I snatched up this new book I had found with eagerness to embrace what gems she had to share. I have just completed it today. The quote by Rilke above is the last line in the book called Stretching Lessons. Very apropos for this journey that I embarked on with this last pregnancy. It was with apprehension that I began reading . Wondering what major drastic shifts this book would make on my life, but it has a quiet grace. Sue shares that we all must be more gentle with ourselves, that our spirits can have wings even with solid roots and even when life hands us "heavy grace" we can be at peace.

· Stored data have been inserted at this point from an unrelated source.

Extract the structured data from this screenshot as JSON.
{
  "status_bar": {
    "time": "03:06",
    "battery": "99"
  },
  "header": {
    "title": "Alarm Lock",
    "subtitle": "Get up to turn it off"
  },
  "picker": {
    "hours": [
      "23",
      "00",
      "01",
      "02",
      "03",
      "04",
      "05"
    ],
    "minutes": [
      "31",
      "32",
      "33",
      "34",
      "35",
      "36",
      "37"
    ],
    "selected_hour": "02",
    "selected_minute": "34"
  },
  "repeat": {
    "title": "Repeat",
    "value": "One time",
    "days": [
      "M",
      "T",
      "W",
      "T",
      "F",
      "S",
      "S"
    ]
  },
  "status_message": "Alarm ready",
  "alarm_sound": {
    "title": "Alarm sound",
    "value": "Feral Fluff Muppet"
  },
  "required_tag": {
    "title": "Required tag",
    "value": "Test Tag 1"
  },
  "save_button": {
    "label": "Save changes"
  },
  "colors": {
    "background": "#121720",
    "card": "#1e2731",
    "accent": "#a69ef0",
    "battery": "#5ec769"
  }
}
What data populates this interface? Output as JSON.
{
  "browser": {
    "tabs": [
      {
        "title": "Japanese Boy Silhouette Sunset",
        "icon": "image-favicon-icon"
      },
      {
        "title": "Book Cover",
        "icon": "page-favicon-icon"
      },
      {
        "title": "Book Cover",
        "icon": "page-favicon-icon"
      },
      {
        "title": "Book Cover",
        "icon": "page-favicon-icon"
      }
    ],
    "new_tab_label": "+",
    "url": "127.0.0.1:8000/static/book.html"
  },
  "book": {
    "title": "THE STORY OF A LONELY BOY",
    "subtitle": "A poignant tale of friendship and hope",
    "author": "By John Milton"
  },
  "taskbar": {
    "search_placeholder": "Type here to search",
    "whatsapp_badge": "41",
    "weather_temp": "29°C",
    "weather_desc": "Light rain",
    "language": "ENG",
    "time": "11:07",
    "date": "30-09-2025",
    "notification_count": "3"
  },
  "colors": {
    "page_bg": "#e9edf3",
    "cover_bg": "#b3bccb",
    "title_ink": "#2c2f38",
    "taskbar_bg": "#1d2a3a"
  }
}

There are many things that are still unsolved in my heart. I have a long way to go before I figure out how to be more gentle with myself. I needed Thayne's birth to be perfect. It was to be a gift to myself, my husband ,to my best friend and to the others who know who they are. It was far from perfect. As much as I wanted it to be spiritual, peaceful and perfect; it was not what I had hoped for. The perfect birth I had envisioned was for naught. What is so incredible is I know just how I would counsel someone else with my perspective about "perfect" births. Everything that was what I had wanted as perfect was not what was needed for all of us to grow. So I still mourn how it was "supposed" to be and marvel at what it was.
Maybe just maybe if I figure out how to be more gentle...I won't need that nervous breakdown that I have scheduled for when I am 92.
2 Comments:
I left a comment on here last night but apparently it didn't post. Hmmm? Anyay, I was saying that you really are a light and an inspiration to me. Love your outlook and thinking. So positive. You are refreshing and I am glad you are my friend.
Trac! I want to thank you for having authentic births, which from a higher perspective, are always perfect! It's been an honor to attend you during childbirth the last two times. Even though they were amazingly complex, they left me/us more empowered than before. I love you!!!!